In 90 days: monthly cost dropped to ~USD 2.4k (-87%), correct prices in 99.8% of tickets, and legal approved it for the first time (complete citation traceability).

"What matters isn't which technique you use — it's whether the architecture fits your budget, legal, and business velocity."

Frequently asked questions

What is RAG (Retrieval Augmented Generation)?

RAG is an architecture that connects a language model to an external knowledge base (vector store). With each question, the system retrieves the most relevant passages from the knowledge base and delivers them as context to the LLM, which generates the answer based on that data — without needing to be retrained.

What is fine-tuning an LLM?

Fine-tuning is the process of continuing the training of a pre-trained model on a dataset specific to your domain. The result is a model whose weights have been adjusted to reflect the style, vocabulary, and rules of your business.

When should I use RAG instead of fine-tuning?

Use RAG when data changes frequently (policies, prices, catalog, tickets), when you need verifiable citation, when GPU budget is tight, or when LGPD requires source traceability. RAG is the default choice for 80% of Brazilian B2B cases.

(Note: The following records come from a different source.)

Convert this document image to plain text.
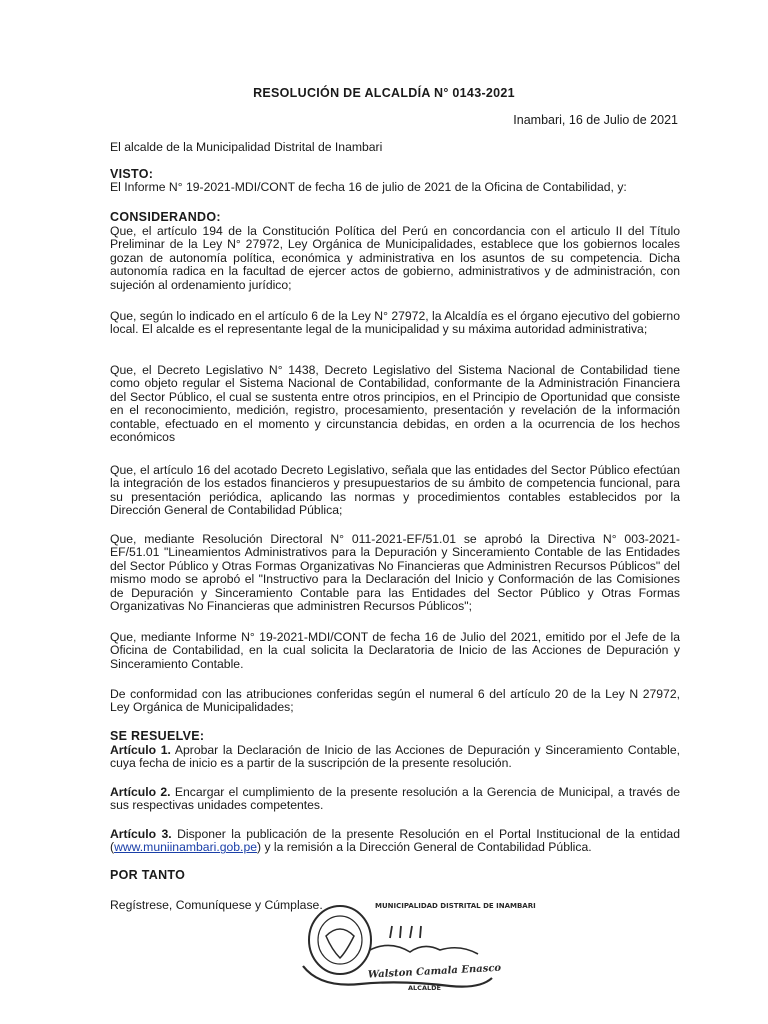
RESOLUCIÓN DE ALCALDÍA N° 0143-2021
Inambari, 16 de Julio de 2021
El alcalde de la Municipalidad Distrital de Inambari
VISTO:
El Informe N° 19-2021-MDI/CONT de fecha 16 de julio de 2021 de la Oficina de Contabilidad, y:
CONSIDERANDO:
Que, el artículo 194 de la Constitución Política del Perú en concordancia con el articulo II del Título Preliminar de la Ley N° 27972, Ley Orgánica de Municipalidades, establece que los gobiernos locales gozan de autonomía política, económica y administrativa en los asuntos de su competencia. Dicha autonomía radica en la facultad de ejercer actos de gobierno, administrativos y de administración, con sujeción al ordenamiento jurídico;
Que, según lo indicado en el artículo 6 de la Ley N° 27972, la Alcaldía es el órgano ejecutivo del gobierno local. El alcalde es el representante legal de la municipalidad y su máxima autoridad administrativa;
Que, el Decreto Legislativo N° 1438, Decreto Legislativo del Sistema Nacional de Contabilidad tiene como objeto regular el Sistema Nacional de Contabilidad, conformante de la Administración Financiera del Sector Público, el cual se sustenta entre otros principios, en el Principio de Oportunidad que consiste en el reconocimiento, medición, registro, procesamiento, presentación y revelación de la información contable, efectuado en el momento y circunstancia debidas, en orden a la ocurrencia de los hechos económicos
Que, el artículo 16 del acotado Decreto Legislativo, señala que las entidades del Sector Público efectúan la integración de los estados financieros y presupuestarios de su ámbito de competencia funcional, para su presentación periódica, aplicando las normas y procedimientos contables establecidos por la Dirección General de Contabilidad Pública;
Que, mediante Resolución Directoral N° 011-2021-EF/51.01 se aprobó la Directiva N° 003-2021-EF/51.01 "Lineamientos Administrativos para la Depuración y Sinceramiento Contable de las Entidades del Sector Público y Otras Formas Organizativas No Financieras que Administren Recursos Públicos" del mismo modo se aprobó el "Instructivo para la Declaración del Inicio y Conformación de las Comisiones de Depuración y Sinceramiento Contable para las Entidades del Sector Público y Otras Formas Organizativas No Financieras que administren Recursos Públicos";
Que, mediante Informe N° 19-2021-MDI/CONT de fecha 16 de Julio del 2021, emitido por el Jefe de la Oficina de Contabilidad, en la cual solicita la Declaratoria de Inicio de las Acciones de Depuración y Sinceramiento Contable.
De conformidad con las atribuciones conferidas según el numeral 6 del artículo 20 de la Ley N 27972, Ley Orgánica de Municipalidades;
SE RESUELVE:
Artículo 1. Aprobar la Declaración de Inicio de las Acciones de Depuración y Sinceramiento Contable, cuya fecha de inicio es a partir de la suscripción de la presente resolución.
Artículo 2. Encargar el cumplimiento de la presente resolución a la Gerencia de Municipal, a través de sus respectivas unidades competentes.
Artículo 3. Disponer la publicación de la presente Resolución en el Portal Institucional de la entidad (www.muniinambari.gob.pe) y la remisión a la Dirección General de Contabilidad Pública.
POR TANTO
Regístrese, Comuníquese y Cúmplase.	MUNICIPALIDAD DISTRITAL DE INAMBARI
Walston Camala Enasco
ALCALDE
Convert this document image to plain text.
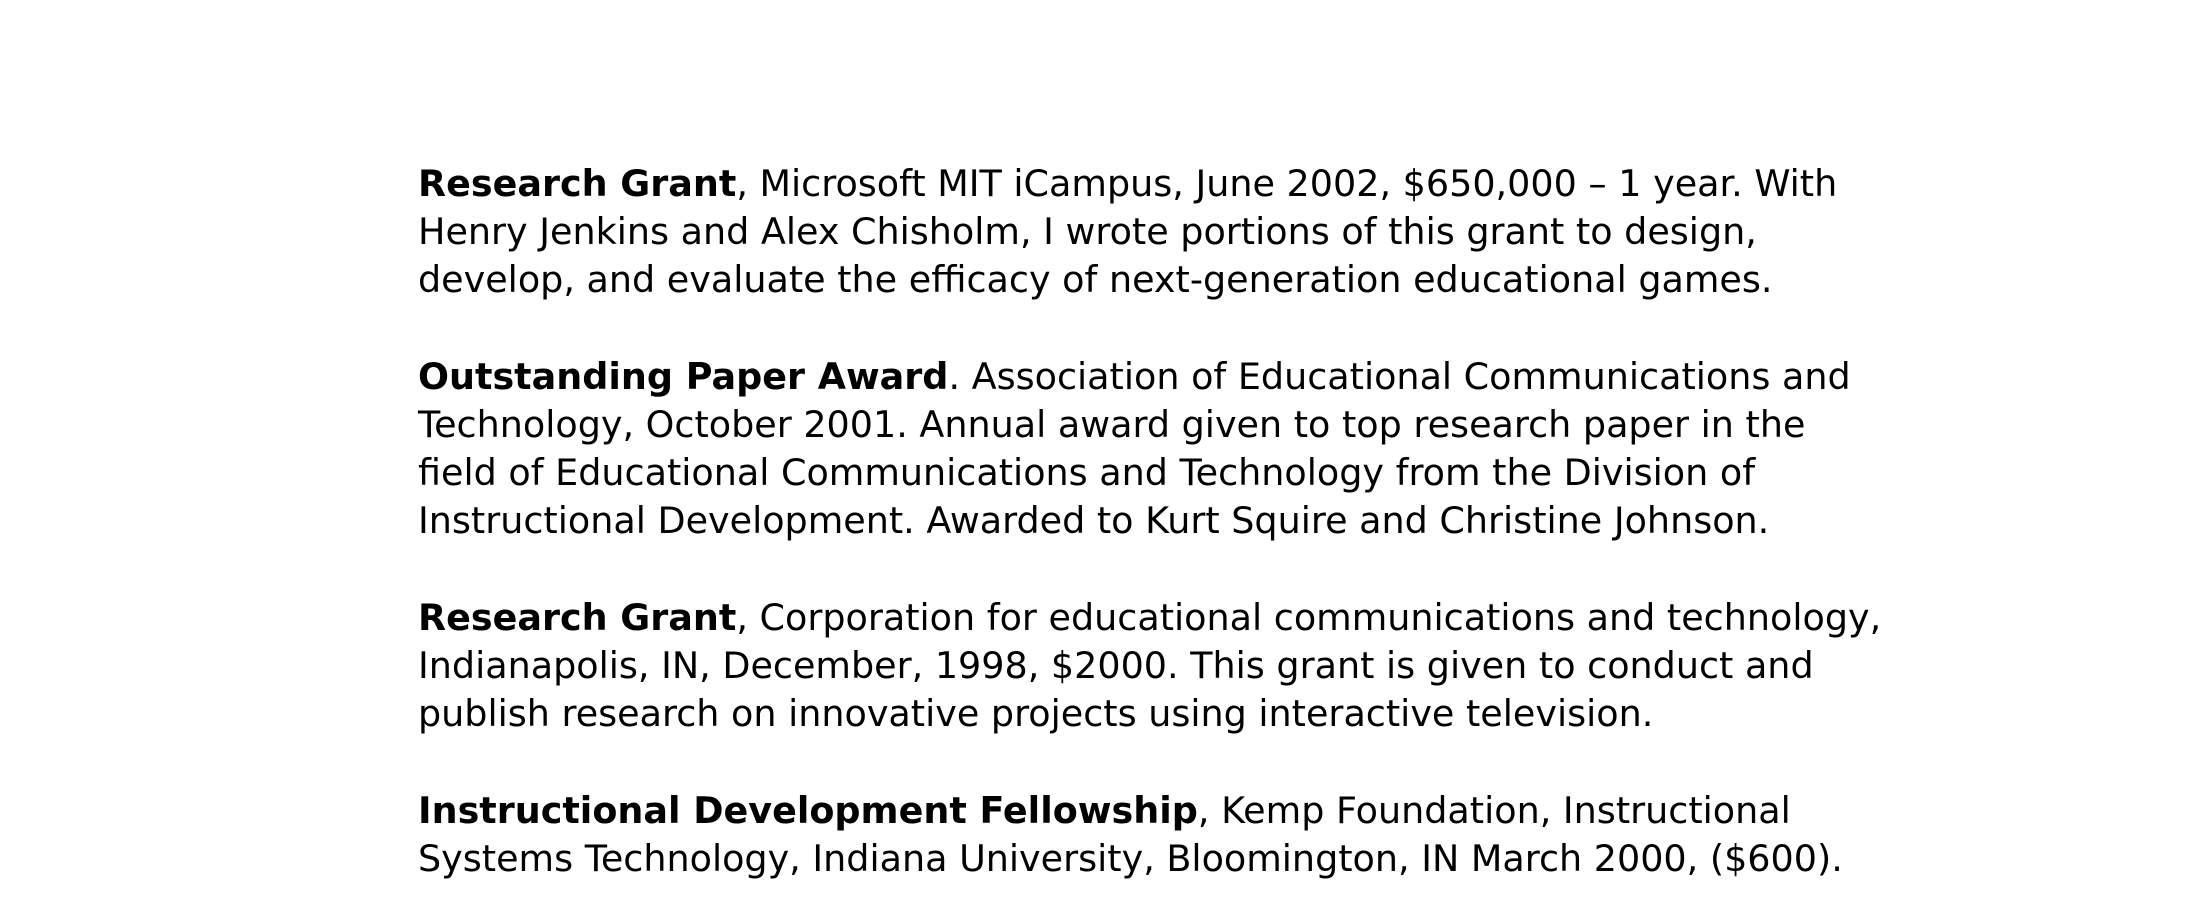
Research Grant, Microsoft MIT iCampus, June 2002, $650,000 – 1 year. With
Henry Jenkins and Alex Chisholm, I wrote portions of this grant to design,
develop, and evaluate the efficacy of next-generation educational games.
Outstanding Paper Award. Association of Educational Communications and
Technology, October 2001. Annual award given to top research paper in the
field of Educational Communications and Technology from the Division of
Instructional Development. Awarded to Kurt Squire and Christine Johnson.
Research Grant, Corporation for educational communications and technology,
Indianapolis, IN, December, 1998, $2000. This grant is given to conduct and
publish research on innovative projects using interactive television.
Instructional Development Fellowship, Kemp Foundation, Instructional
Systems Technology, Indiana University, Bloomington, IN March 2000, ($600).
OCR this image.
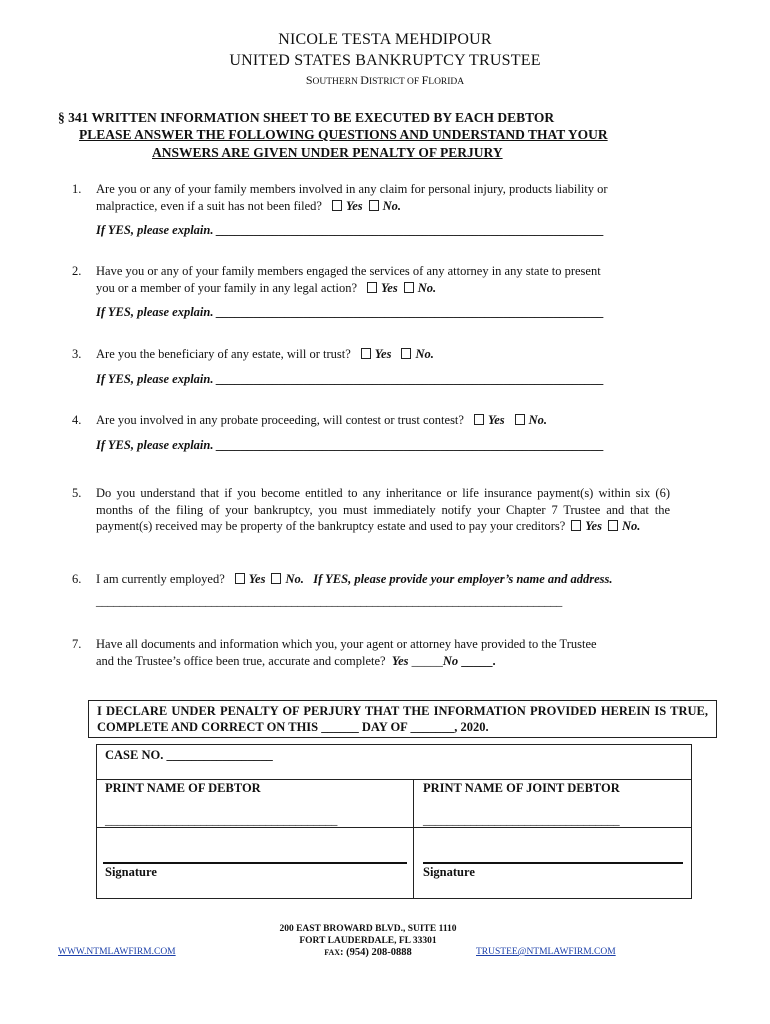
NICOLE TESTA MEHDIPOUR
UNITED STATES BANKRUPTCY TRUSTEE
SOUTHERN DISTRICT OF FLORIDA
§ 341 WRITTEN INFORMATION SHEET TO BE EXECUTED BY EACH DEBTOR
PLEASE ANSWER THE FOLLOWING QUESTIONS AND UNDERSTAND THAT YOUR
ANSWERS ARE GIVEN UNDER PENALTY OF PERJURY
1. Are you or any of your family members involved in any claim for personal injury, products liability or
malpractice, even if a suit has not been filed? Yes No.
If YES, please explain. ______________________________________________________________
2. Have you or any of your family members engaged the services of any attorney in any state to present
you or a member of your family in any legal action? Yes No.
If YES, please explain. ______________________________________________________________
3. Are you the beneficiary of any estate, will or trust? Yes No.
If YES, please explain. ______________________________________________________________
4. Are you involved in any probate proceeding, will contest or trust contest? Yes No.
If YES, please explain. ______________________________________________________________
5. Do you understand that if you become entitled to any inheritance or life insurance payment(s) within six (6) months of the filing of your bankruptcy, you must immediately notify your Chapter 7 Trustee and that the payment(s) received may be property of the bankruptcy estate and used to pay your creditors? Yes No.
6. I am currently employed? Yes No. If YES, please provide your employer’s name and address.
_________________________________________________________________________________
7. Have all documents and information which you, your agent or attorney have provided to the Trustee
and the Trustee’s office been true, accurate and complete? Yes _____No _____.

I DECLARE UNDER PENALTY OF PERJURY THAT THE INFORMATION PROVIDED HEREIN IS TRUE, COMPLETE AND CORRECT ON THIS ______ DAY OF _______, 2020.

CASE NO. _________________
PRINT NAME OF DEBTOR	PRINT NAME OF JOINT DEBTOR
_______________________________________	_________________________________
Signature	Signature
WWW.NTMLAWFIRM.COM
200 EAST BROWARD BLVD., SUITE 1110
FORT LAUDERDALE, FL 33301
FAX: (954) 208-0888	TRUSTEE@NTMLAWFIRM.COM
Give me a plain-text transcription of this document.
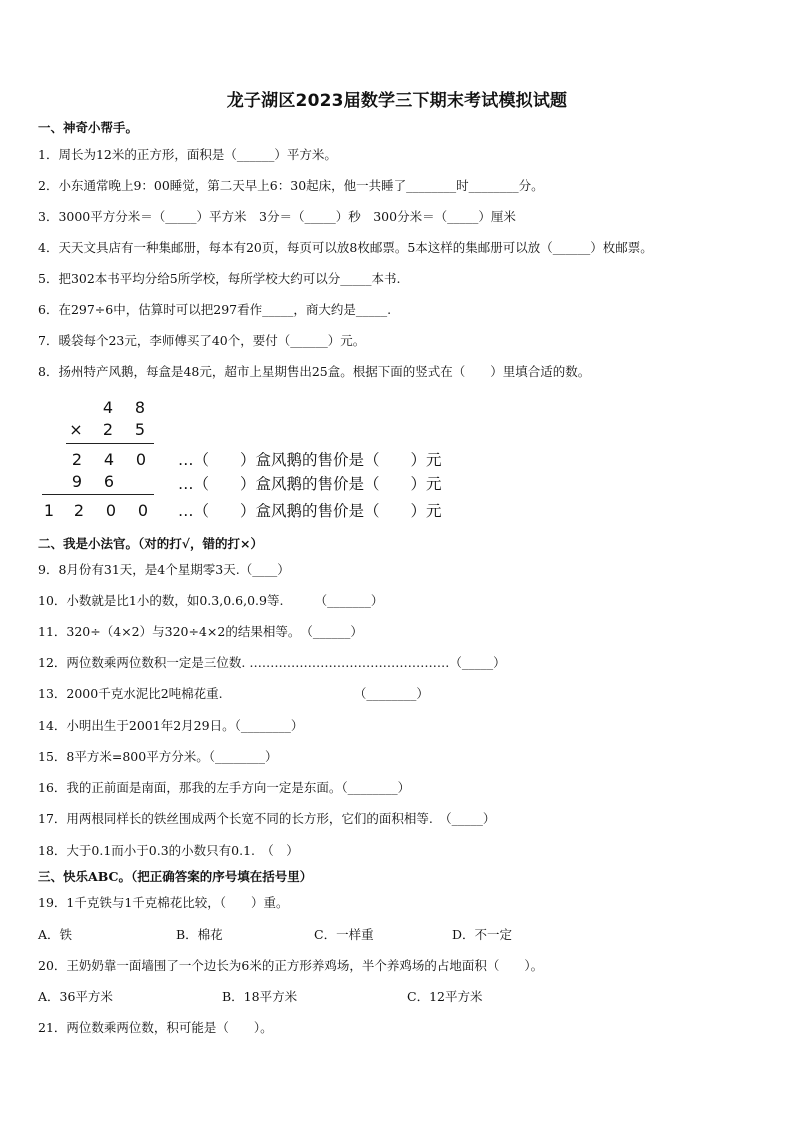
龙子湖区2023届数学三下期末考试模拟试题
一、神奇小帮手。
1．周长为12米的正方形，面积是（______）平方米。
2．小东通常晚上9：00睡觉，第二天早上6：30起床，他一共睡了________时________分。
3．3000平方分米＝（_____）平方米　3分＝（_____）秒　300分米＝（_____）厘米
4．天天文具店有一种集邮册，每本有20页，每页可以放8枚邮票。5本这样的集邮册可以放（______）枚邮票。
5．把302本书平均分给5所学校，每所学校大约可以分_____本书.
6．在297÷6中，估算时可以把297看作_____，商大约是_____.
7．暖袋每个23元，李师傅买了40个，要付（______）元。
8．扬州特产风鹅，每盒是48元，超市上星期售出25盒。根据下面的竖式在（　　）里填合适的数。
4	8
×	2	5
2	4	0
9	6
1	2	0	0
…（　　）盒风鹅的售价是（　　）元
…（　　）盒风鹅的售价是（　　）元
…（　　）盒风鹅的售价是（　　）元
二、我是小法官。（对的打√，错的打×）
9．8月份有31天，是4个星期零3天.（____）
10．小数就是比1小的数，如0.3,0.6,0.9等.　　　（_______）
11．320÷（4×2）与320÷4×2的结果相等。　（______）
12．两位数乘两位数积一定是三位数. …………………………………………（_____）
13．2000千克水泥比2吨棉花重.　　　　　　　　　　　（________）
14．小明出生于2001年2月29日。（________）
15．8平方米=800平方分米。（________）
16．我的正前面是南面，那我的左手方向一定是东面。（________）
17．用两根同样长的铁丝围成两个长宽不同的长方形，它们的面积相等.　（_____）
18．大于0.1而小于0.3的小数只有0.1.　（　）
三、快乐ABC。（把正确答案的序号填在括号里）
19．1千克铁与1千克棉花比较，（　　）重。
A．铁	B．棉花	C．一样重	D．不一定
20．王奶奶靠一面墙围了一个边长为6米的正方形养鸡场，半个养鸡场的占地面积（　　）。
A．36平方米	B．18平方米	C．12平方米
21．两位数乘两位数，积可能是（　　）。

When is fine-tuning worth the investment?

Fine-tuning is worth it when you need very specific brand voice, structured output format (rigid JSON), stable knowledge that doesn't change in 6+ months, or sub-200ms latency where you can't afford the cost of retrieval.

Can I combine RAG and fine-tuning?

Yes, and it's the most robust approach for enterprise. Do lightweight fine-tuning (LoRA) for voice and format, and use RAG for facts and updated knowledge. It's the standard architecture for MDA LLM in enterprise deployments.